Page:Revue des Deux Mondes - 1890 - tome 98.djvu/874

La bibliothèque libre.
Le texte de cette page a été corrigé et est conforme au fac-similé.

Dans le vaste amas des faits, chacun choisit ; ceux qui lui conviennent, néglige les autres, enjambe les siècles, et en réalité n’obéit qu’à la passion du jour. Mais qu’importe le prétexte dont on colore la volonté de vivre ? Qu’importe même le choix du drapeau ? Telle prétention historique qui n’était, à l’origine, qu’une illusion d’optique, devient à la longue une vérité parce qu’elle est un mobile d’action.

Le difficile, pour les Dalmates, c’est l’embarras du choix : faut-il ressusciter les légendes slaves de leur jeunesse ou les traditions italiennes de leur âge mûr ? Peuple amphibie, race ambiguë : longtemps l’italien fut la langue de la haute classe ; mais à deux pas de Raguse, les paysans ne comprennent que l’idiome serbe.

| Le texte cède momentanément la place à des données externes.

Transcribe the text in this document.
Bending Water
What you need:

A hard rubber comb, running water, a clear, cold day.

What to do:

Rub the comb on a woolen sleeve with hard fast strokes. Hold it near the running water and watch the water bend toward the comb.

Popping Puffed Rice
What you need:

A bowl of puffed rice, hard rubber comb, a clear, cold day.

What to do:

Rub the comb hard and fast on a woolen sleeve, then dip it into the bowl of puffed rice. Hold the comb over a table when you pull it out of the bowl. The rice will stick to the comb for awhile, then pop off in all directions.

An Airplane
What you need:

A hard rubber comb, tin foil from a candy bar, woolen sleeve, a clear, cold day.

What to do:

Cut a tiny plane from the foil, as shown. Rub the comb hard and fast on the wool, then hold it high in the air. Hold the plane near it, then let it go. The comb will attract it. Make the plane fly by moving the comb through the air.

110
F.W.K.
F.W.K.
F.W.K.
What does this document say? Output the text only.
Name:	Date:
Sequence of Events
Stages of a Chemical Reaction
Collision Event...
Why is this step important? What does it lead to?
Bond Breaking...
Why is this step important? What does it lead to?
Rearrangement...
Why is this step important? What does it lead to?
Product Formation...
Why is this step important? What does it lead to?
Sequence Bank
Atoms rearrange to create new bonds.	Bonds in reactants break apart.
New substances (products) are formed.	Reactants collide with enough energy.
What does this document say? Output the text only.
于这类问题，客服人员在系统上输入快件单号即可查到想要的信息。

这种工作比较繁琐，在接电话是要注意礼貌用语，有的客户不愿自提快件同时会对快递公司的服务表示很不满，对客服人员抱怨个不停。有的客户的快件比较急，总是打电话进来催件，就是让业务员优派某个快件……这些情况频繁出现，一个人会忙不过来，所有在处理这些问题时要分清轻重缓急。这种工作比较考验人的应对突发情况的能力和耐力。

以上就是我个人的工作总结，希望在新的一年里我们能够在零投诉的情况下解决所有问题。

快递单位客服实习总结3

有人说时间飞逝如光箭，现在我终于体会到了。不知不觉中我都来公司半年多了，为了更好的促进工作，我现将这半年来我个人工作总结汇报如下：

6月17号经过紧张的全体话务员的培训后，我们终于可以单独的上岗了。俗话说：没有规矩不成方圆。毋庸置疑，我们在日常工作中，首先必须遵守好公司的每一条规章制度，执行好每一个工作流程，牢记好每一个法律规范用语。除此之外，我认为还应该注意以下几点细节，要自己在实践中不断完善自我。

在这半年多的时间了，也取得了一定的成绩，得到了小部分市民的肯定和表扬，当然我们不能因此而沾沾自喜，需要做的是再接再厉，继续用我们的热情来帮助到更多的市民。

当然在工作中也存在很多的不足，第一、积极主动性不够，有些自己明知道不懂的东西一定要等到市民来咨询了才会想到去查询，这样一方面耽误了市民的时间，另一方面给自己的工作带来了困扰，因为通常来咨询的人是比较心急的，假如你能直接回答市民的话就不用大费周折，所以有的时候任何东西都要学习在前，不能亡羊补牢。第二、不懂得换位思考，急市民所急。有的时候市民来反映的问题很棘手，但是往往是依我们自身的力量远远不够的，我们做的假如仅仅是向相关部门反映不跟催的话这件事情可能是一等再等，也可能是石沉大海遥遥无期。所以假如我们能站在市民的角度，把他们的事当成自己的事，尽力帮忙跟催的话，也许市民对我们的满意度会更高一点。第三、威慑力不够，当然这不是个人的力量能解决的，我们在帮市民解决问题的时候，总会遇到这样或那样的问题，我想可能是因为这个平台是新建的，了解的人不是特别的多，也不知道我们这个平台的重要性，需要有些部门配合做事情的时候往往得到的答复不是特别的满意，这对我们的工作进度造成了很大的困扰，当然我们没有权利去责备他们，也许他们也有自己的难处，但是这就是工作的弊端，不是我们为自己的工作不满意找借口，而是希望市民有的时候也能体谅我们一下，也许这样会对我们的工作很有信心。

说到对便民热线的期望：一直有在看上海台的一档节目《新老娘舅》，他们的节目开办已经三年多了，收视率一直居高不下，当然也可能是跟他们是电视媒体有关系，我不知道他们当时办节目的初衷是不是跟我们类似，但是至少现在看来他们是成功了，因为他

Qui devait l’emporter, la forme ou la matière ? La culture latine qui assura jadis la suprématie religieuse, politique maritime des cités libres, ou la vieille parenté slave qui les rattache aux peuples de la péninsule ? Entre les deux sentiers, l’Hercule dalmate a beaucoup hésité. Réflexion faite, il s’est décidé pour le chemin slave, et voici par quels motifs.

Italienne, la Dalmatie devenait une annexe insignifiante du royaume voisin, qui possède des côtes et des ports plus favorisés. Elle restait satellite. Slave, elle prenait la tête du mouvement, grâce à une civilisation supérieure, et gardait à peu près le monopole de la navigation d’un grand empire. Elle n’était séparée de ses frères consanguins que par des limites arbitraires que le temps pouvait modifier.

Les Dalmates éprouvèrent d’abord un grand entraînement vers leurs frères de Croatie. On ne jurait, à Zara, que par le royaume tri-unitaire (Dalmatie, Croatie, Slavonie), cette création baroque du moyen âge, qui exerça si peu d’influence sur les destinées de l’Adriatique. À Vienne, on fit la sourde oreille, et je crois ; qu’on eut raison. Le gouvernement des Habsbourg agit avec ses peuples comme un sage père avec ses fils quand ; ils veulent faire, avant l’âge, des mariages d’inclination : « Repassez, dit-il, dans cinquante ans ! Cette union n’est pas de mon goût. Mais si votre mutuelle ardeur dure encore, nous verrons. » Je me demande ce que répondraient aujourd’hui les Dalmates à qui voudrait marier de force Agram avec Zara. Ils diraient peut-être que l’occupation de la Bosnie leur ouvre d’autres destinées, que cette contrée sauvage, mais presque vierge, leur était de tout temps réservée par la Providence, qu’avec elle ils tiendront les clés de la maison, qu’ils seront du moins les maîtres dans leur ménage. Il ne faudrait) pas les presser beaucoup pour leur faire avouer que leur grand désir de devenir Croates était un feu de jeunesse, et que quelquefois les païens ont la vue plus longue que les enfans.